The ICP Excel Climate Model spreadsheet model activity begins with a similar process with the driving question being: "How can we model the earth's surface?" I envision this activity as taking place with a standard science class (an earth science or a research class) of 34 students or in a workshop situation. Groups of three to four students are assigned sections of the world to model. Instead of working with a box of materials as they do in Robert and Pat's activity, each group is given a set of index cards, color coded to represent different types of surface features. Blue cards for water, white for snow and/or ice, green for vegetation and brown for desert/arid regions. Using a total of ten cards, each group is asked to breakdown their section of the world into the appropriate number of card types. This process takes about 20 minutes as there will be much discussion among the students of each group as to what their appropriate values are. At the end of this section a member of each group can describe their card model and defend their group's reasoning. This process will also take approximately 20 minutes.
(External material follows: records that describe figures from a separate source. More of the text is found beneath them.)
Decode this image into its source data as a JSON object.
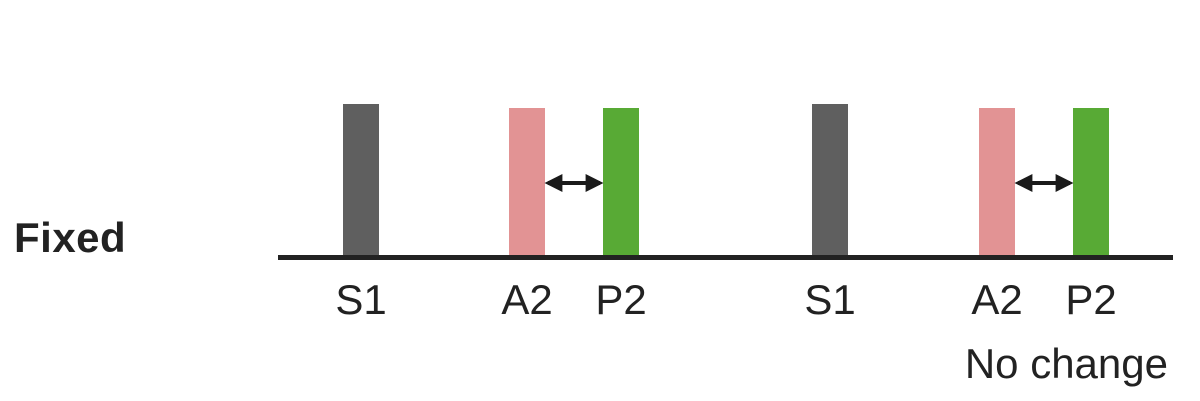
{
  "row_label": "Fixed",
  "caption": "No change",
  "groups": [
    {
      "labels": {
        "s1": "S1",
        "a2": "A2",
        "p2": "P2"
      }
    },
    {
      "labels": {
        "s1": "S1",
        "a2": "A2",
        "p2": "P2"
      }
    }
  ],
  "colors": {
    "s1": "#5f5f5f",
    "a2": "#e29394",
    "p2": "#58aa35",
    "baseline": "#222222",
    "arrow": "#1a1a1a"
  }
}
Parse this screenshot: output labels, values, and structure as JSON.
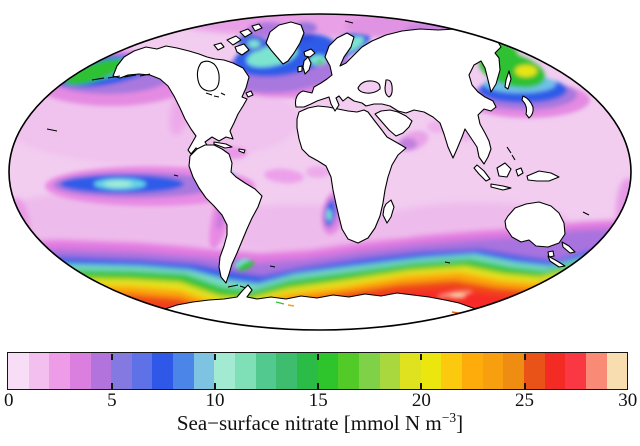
{
  "figure": {
    "title_prefix": "Sea−surface nitrate [mmol N m",
    "title_superscript": "−3",
    "title_suffix": "]"
  },
  "colorbar": {
    "min": 0,
    "max": 30,
    "ticks": [
      0,
      5,
      10,
      15,
      20,
      25,
      30
    ],
    "border_color": "#151515",
    "segment_colors": [
      "#f7ddf5",
      "#f3bfee",
      "#ee9ce7",
      "#da7edf",
      "#b274dc",
      "#8478e1",
      "#5f71e7",
      "#2f58e8",
      "#4b85e8",
      "#7fc3e2",
      "#a3ead2",
      "#7fe0b8",
      "#52c98e",
      "#3dbd6d",
      "#2abc47",
      "#2ec42b",
      "#52ca28",
      "#7fd148",
      "#a8d83e",
      "#dfe21e",
      "#ece60f",
      "#fbca0e",
      "#fdac0c",
      "#f89f10",
      "#ee8d12",
      "#ea5317",
      "#f42a24",
      "#f93844",
      "#f98a76",
      "#f8ddb0"
    ]
  },
  "map": {
    "projection": "Mollweide",
    "ocean_base_color": "#f2cdf0",
    "land_color": "#ffffff",
    "outline_color": "#000000"
  },
  "chart_data": {
    "type": "heatmap",
    "title": "Sea−surface nitrate [mmol N m−3]",
    "units": "mmol N m−3",
    "layout": "global ocean map (Mollweide projection), horizontal colorbar legend below",
    "colorbar_range": [
      0,
      30
    ],
    "colorbar_ticks": [
      0,
      5,
      10,
      15,
      20,
      25,
      30
    ],
    "colorbar_segments": 30,
    "land": "white (no data)",
    "regions": [
      {
        "region": "Subtropical gyres and most low/mid-latitude ocean",
        "nitrate": 0.5
      },
      {
        "region": "Equatorial Pacific upwelling tongue",
        "nitrate": 8,
        "peak": 10
      },
      {
        "region": "Subarctic NE Pacific (Gulf of Alaska band)",
        "nitrate": 13
      },
      {
        "region": "NW Pacific off Kamchatka / Bering Sea",
        "nitrate": 16,
        "peak": 21
      },
      {
        "region": "Subpolar North Atlantic (Labrador/Irminger Seas)",
        "nitrate": 9,
        "peak": 12
      },
      {
        "region": "Norwegian Sea",
        "nitrate": 10
      },
      {
        "region": "Arctic Ocean margin",
        "nitrate": 3
      },
      {
        "region": "Benguela upwelling (SW African coast)",
        "nitrate": 9
      },
      {
        "region": "Somali coast / NW Arabian Sea",
        "nitrate": 4
      },
      {
        "region": "Southern Ocean ~40–45°S",
        "nitrate": 3
      },
      {
        "region": "Southern Ocean ~45–50°S",
        "nitrate": 7
      },
      {
        "region": "Southern Ocean ~50–55°S",
        "nitrate": 13
      },
      {
        "region": "Southern Ocean ~55–60°S",
        "nitrate": 20
      },
      {
        "region": "Antarctic coastal zone",
        "nitrate": 27
      }
    ]
  }
}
The second step of the activity asks the question "How does the selection of different surface features affect the temperature of your model?" At this point the instructor may elect to have some discussion on the nature of black bodies and how their temperature is determined (the Boltzman equation). This would depend upon level of the students. The instructor could leave this calculation out, and simply say that there is a way of determing the temperature of an object based on the amount of energy it absorbs. (If actual experiments as proposed by Robert and Patrick are not done, this would be a good place to utilize Sam Borenstein's virtual experiment on radiative properties.) The instructor can then show viewgraphs of the first two pages of the spreadsheet model before sending the groups to the computer (see figures 1 and 2). In the spreadsheet model all the user adjustable variables are highlighted by light gray boxes as is the incoming solar radiation on page 1 (fig. 1). After inputting the appropriate value into this box, the spreadsheet can then calculate the blackbody temperature (in Kelvin, °Fahrenheit or °Celsius) which is displayed under the yellow boxes to the right in Figure 1. The instructor should emphasize that this would be the average temperature of the earth if the earth had no surface features and compare it to the current average value of 15°C.
The students are then instructed to turn to the second page of the spreadsheet in order to investigate the effect of the distribution of surface features they have just selected. On the second page of the spreadsheet (fig. 2), students have more options to input. They enter the number of cards for each type of surface feature (the top row of gray boxes). The spreadsheet then calculates the percent coverage of that feature in the row of colored boxes below the row for number of cards. The last thing that the students enter on this page are the values for the reflectivities (albedos) of these surfaces. These values can either be obtained experimentally using Robert and Patrick's physical model, or derived from the table of values appearing in the green table in the bottom left hand corner of page 2. The resulting surface temperature of the earth appears in the bottom row of numbers on the right hand side of page 2. These values will always be lower than the blackbody value (appearing in the row above these values) since some energy is now being reflected by the planet. The groups can then discuss the differences in temperature they observe between their various model boxes. The relative importance of percent coverage and albedo can also be observed at this point. Students should end this part of the activity wondering why the temperature if the average earth is -1.6°C and not 15°C.